By nature, as some colleagues would wryly aver, I am not given to unbridled optimism. I am not a political Pollyanna, nor am I a grousing pessimist. In the words of the wonderful Palestinian communist novelist Emile Habibi, I am merely a pessoptimist – not light-years away from a pragmatist. So when This Week in Palestine kindly invites me to contribute a piece on annexation, I would argue that Palestinians appear to be losing this latest game of chess with Israel but – and this is key – they have not been checkmated yet and therefore have not lost the game.

Palestinians have memory, and they also have resilience. In the words of the Palestinian poet Tawfiq Ziyad, “In Lidda, in Ramla, in the Galilee, we shall remain like a wall upon your chest, and in your throat like a shard of glass, a cactus thorn, and in your eyes a sandstorm.”


In my opinion, what is required of Palestinians today is a redefinition of purpose and a restatement of the narrative that emboldens their fight – whether for independence or for a binational state. And they should, therefore, also append to the purpose of their narrative the wisdom that helps achieve their objectives. It is not easy, and Palestinians are weary from decades of resistance, from the wars of attrition conducted by Israel against them, from the unreliability of friends and the antagonism of foes, as well as from their own internecine and lamentable dissensions. Let me be clear: the annexation or otherwise of the Jordan Valley is not the cause of the stasis that infects Palestinian political aspirations today. Rather, it is the regrettable symptom.

I started off by referring to George Eliot. I suggested that in life, there is music and cacophony, and that distinguishing between them is one purpose of life. How very true today in the context of the skewed biases that impact Palestinian hopes for human dignity, justice, and freedom.
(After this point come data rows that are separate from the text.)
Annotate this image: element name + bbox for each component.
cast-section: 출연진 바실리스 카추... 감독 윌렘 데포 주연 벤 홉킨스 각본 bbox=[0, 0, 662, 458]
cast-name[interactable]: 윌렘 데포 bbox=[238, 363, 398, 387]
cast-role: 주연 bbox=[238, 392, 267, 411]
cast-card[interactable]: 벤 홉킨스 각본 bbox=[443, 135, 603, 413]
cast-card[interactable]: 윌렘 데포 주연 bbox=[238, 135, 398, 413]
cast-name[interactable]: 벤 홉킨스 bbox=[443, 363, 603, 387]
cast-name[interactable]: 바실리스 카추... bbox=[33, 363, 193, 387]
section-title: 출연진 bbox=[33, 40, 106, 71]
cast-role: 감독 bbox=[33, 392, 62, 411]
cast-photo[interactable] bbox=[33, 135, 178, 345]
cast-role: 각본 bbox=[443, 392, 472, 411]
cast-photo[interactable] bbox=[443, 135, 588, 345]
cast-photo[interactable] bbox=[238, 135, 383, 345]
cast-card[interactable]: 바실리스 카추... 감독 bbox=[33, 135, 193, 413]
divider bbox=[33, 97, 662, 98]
However, as I mull over a cruel occupation that has lasted for long decades, and as I envisage the threats of annexation, I recall a warning by the wonderful Palestinian national poet Mahmoud Darwish: “Nothing is harder on the soul than the smell of dreams while they are evaporating.”
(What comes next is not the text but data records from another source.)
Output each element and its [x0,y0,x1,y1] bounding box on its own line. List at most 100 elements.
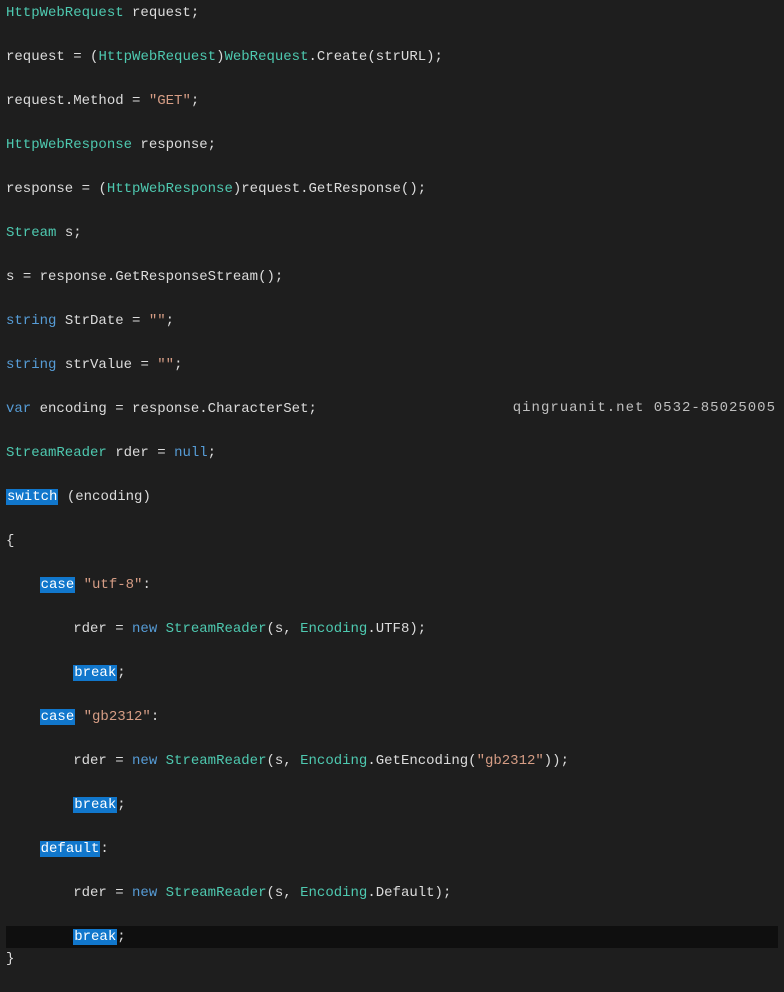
code-token: StreamReader [166,753,267,769]
code-token: (); [401,181,426,197]
code-token: response [132,137,208,153]
code-token: ; [191,5,199,21]
code-token: new [132,621,157,637]
code-token: response [124,401,200,417]
code-token: ); [435,885,452,901]
code-token: GetEncoding [376,753,468,769]
code-token: = [157,445,165,461]
code-line: response = (HttpWebResponse)request.GetR… [6,178,778,200]
code-token: ; [117,665,125,681]
code-token: s [275,885,283,901]
code-token: request [6,49,73,65]
code-token: )); [544,753,569,769]
code-token: . [367,753,375,769]
code-token: "gb2312" [84,709,151,725]
code-token: rder [6,753,115,769]
code-token: request [124,5,191,21]
code-token: . [65,93,73,109]
code-token [124,753,132,769]
code-token: response [31,269,107,285]
code-token: rder [6,885,115,901]
code-token: . [300,181,308,197]
code-token: ( [98,181,106,197]
code-token [75,709,83,725]
code-token [140,93,148,109]
code-token: : [142,577,150,593]
code-token: StreamReader [166,885,267,901]
code-token: ; [208,445,216,461]
code-token: s [275,621,283,637]
code-token: ; [73,225,81,241]
code-token: Create [317,49,367,65]
code-line: Stream s; [6,222,778,244]
code-token: StrDate [56,313,132,329]
code-line: default: [6,838,778,860]
code-token: ) [142,489,150,505]
code-line: break; [6,662,778,684]
code-token [124,885,132,901]
code-token: = [82,181,90,197]
code-token: . [367,621,375,637]
code-token: encoding [75,489,142,505]
code-token: new [132,753,157,769]
code-token: "utf-8" [84,577,143,593]
code-token [157,885,165,901]
code-token: break [73,929,117,945]
code-token: . [367,885,375,901]
code-token: response [6,181,82,197]
code-token [149,357,157,373]
code-token: default [40,841,101,857]
code-token [58,489,66,505]
code-token: UTF8 [376,621,410,637]
code-line: string StrDate = ""; [6,310,778,332]
code-line: case "gb2312": [6,706,778,728]
code-token: ; [191,93,199,109]
code-line: rder = new StreamReader(s, Encoding.GetE… [6,750,778,772]
code-token: "GET" [149,93,191,109]
code-token: ( [266,753,274,769]
code-line: case "utf-8": [6,574,778,596]
code-token [6,797,73,813]
code-token: , [283,753,291,769]
code-token [75,577,83,593]
code-token [6,929,73,945]
code-token: new [132,885,157,901]
code-token: ; [309,401,317,417]
code-token: { [6,533,14,549]
code-line: HttpWebRequest request; [6,2,778,24]
watermark-text: qingruanit.net 0532-85025005 [513,397,776,419]
code-token: . [308,49,316,65]
code-token: "gb2312" [477,753,544,769]
code-token: case [40,709,76,725]
code-token: "" [149,313,166,329]
code-token: ); [409,621,426,637]
code-token: = [115,621,123,637]
code-token [157,753,165,769]
code-token: HttpWebRequest [6,5,124,21]
code-token: request [6,93,65,109]
code-line: request.Method = "GET"; [6,90,778,112]
code-token: CharacterSet [208,401,309,417]
code-token: s [56,225,73,241]
code-token: null [174,445,208,461]
code-token: rder [6,621,115,637]
code-token: Encoding [300,885,367,901]
code-token: WebRequest [224,49,308,65]
code-token: ( [67,489,75,505]
code-line: break; [6,794,778,816]
code-token: HttpWebResponse [107,181,233,197]
code-line: HttpWebResponse response; [6,134,778,156]
code-token: Default [376,885,435,901]
code-token: ); [426,49,443,65]
code-token: var [6,401,31,417]
code-token [292,621,300,637]
code-token: (); [258,269,283,285]
code-token: ( [367,49,375,65]
code-token: strURL [376,49,426,65]
code-token [6,577,40,593]
code-token: Stream [6,225,56,241]
code-line: switch (encoding) [6,486,778,508]
code-token [140,313,148,329]
code-token: rder [107,445,157,461]
code-line: break; [6,926,778,948]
Quite true, which is why Palestinians in Jerusalem, in the West Bank, in Israel, and most critically in the diaspora, should come together to assume the responsibility of keeping Palestine alive in the political corridors of the world and prevent the evaporation of their dreams. After all, no matter whether it is a masterly stroke or an unmistakable diversion, even Netanyahu, with all his fey political prestidigitation, cannot continue to fool all the people all the time.

Dr. Harry Hagopian is a legal, political, and ecumenical consultant to many international organizations and churches in the MENA and Gulf regions. He studied in France and in the United Kingdom, and has earned a doctorate in public international law and a master’s in alternative dispute resolution. Over the years, he has been involved with various stages of the Israeli-Palestinian conflict, and his personal journey can be read in his latest book entitled Keeping Faith with Hope: The Challenge of Israel-Palestine (Ekklesia, 2019).